After the end of the lawsuit, MDU refocused on the growing demand for electricity and gas within its newly expanded territory and the necessary system improvements. In the late 1960s, MDU partnered with NWPS and Otter Tail Power in the construction of the Big Stone power plant near Big Stone City, South Dakota. The companies have since partnered on two base-load power plants (Big Stone and Coyote).
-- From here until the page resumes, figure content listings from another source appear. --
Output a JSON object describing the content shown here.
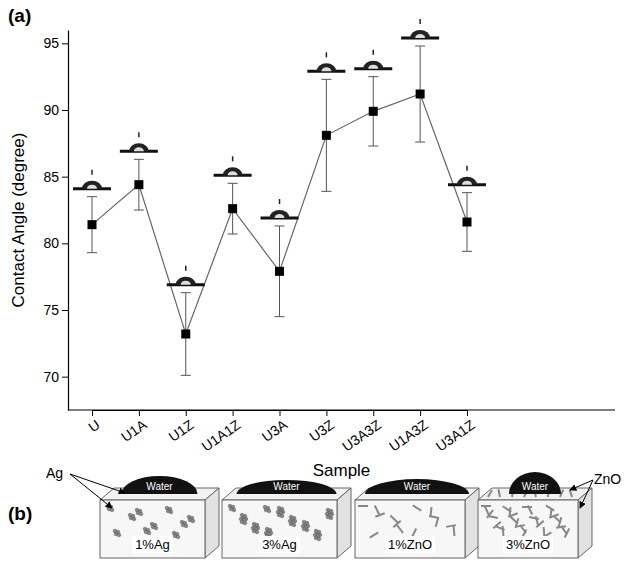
{
  "chart_data": {
    "type": "line",
    "panel_label": "(a)",
    "x_label": "Sample",
    "y_label": "Contact Angle (degree)",
    "categories": [
      "U",
      "U1A",
      "U1Z",
      "U1A1Z",
      "U3A",
      "U3Z",
      "U3A3Z",
      "U1A3Z",
      "U3A1Z"
    ],
    "values": [
      81.4,
      84.4,
      73.2,
      82.6,
      77.9,
      88.1,
      89.9,
      91.2,
      81.6
    ],
    "errors": [
      2.1,
      1.9,
      3.1,
      1.9,
      3.4,
      4.2,
      2.6,
      3.6,
      2.2
    ],
    "marker": "square",
    "color": "#000000",
    "ylim": [
      67.5,
      96
    ],
    "yticks": [
      70,
      75,
      80,
      85,
      90,
      95
    ]
  },
  "schematic": {
    "panel_label": "(b)",
    "particle_labels": [
      "Ag",
      "ZnO"
    ],
    "samples": [
      {
        "label": "1%Ag",
        "drop_label": "Water"
      },
      {
        "label": "3%Ag",
        "drop_label": "Water"
      },
      {
        "label": "1%ZnO",
        "drop_label": "Water"
      },
      {
        "label": "3%ZnO",
        "drop_label": "Water"
      }
    ]
  }
}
=== 2016 Portland gas explosion - Loy Clark lawsuits ===
The Oregon Public Utility Commission faulted MDU subsidiary Loy Clark for the 2016 Portland gas explosion that leveled a building, sent asbestos fragments flying, damaged numerous buildings and injured eight people. The damages totaled $17.2 million. The PUC faulted Loy Clark and listed the cause of the accident as Loy Clark's failure to give sufficient notifications to regulators about excavation plans. Additionally, OSHA cited and fined Loy Clark for safety violations as a result of this incident. Ten lawsuits were filed against Loy Clark in November 2018, two of which were by insurers who had paid out claims. Two additional lawsuits were filed against Loy Clark in December 2019.

==Subsidiaries==
Cascade Natural Gas Corporation, serving parts of Oregon and Washington, was acquired by MDU Resources in 2006. Intermountain Gas Company, serving parts of Idaho, was acquired by MDU Resources in 2008. In 2023 MDU spun off Knife River Corporation, which provides construction materials and contracting services, including aggregate, asphalt, building materials, cement, construction services, liquid asphalt, and ready-mix concrete in 17 states, into a separate publicly traded company.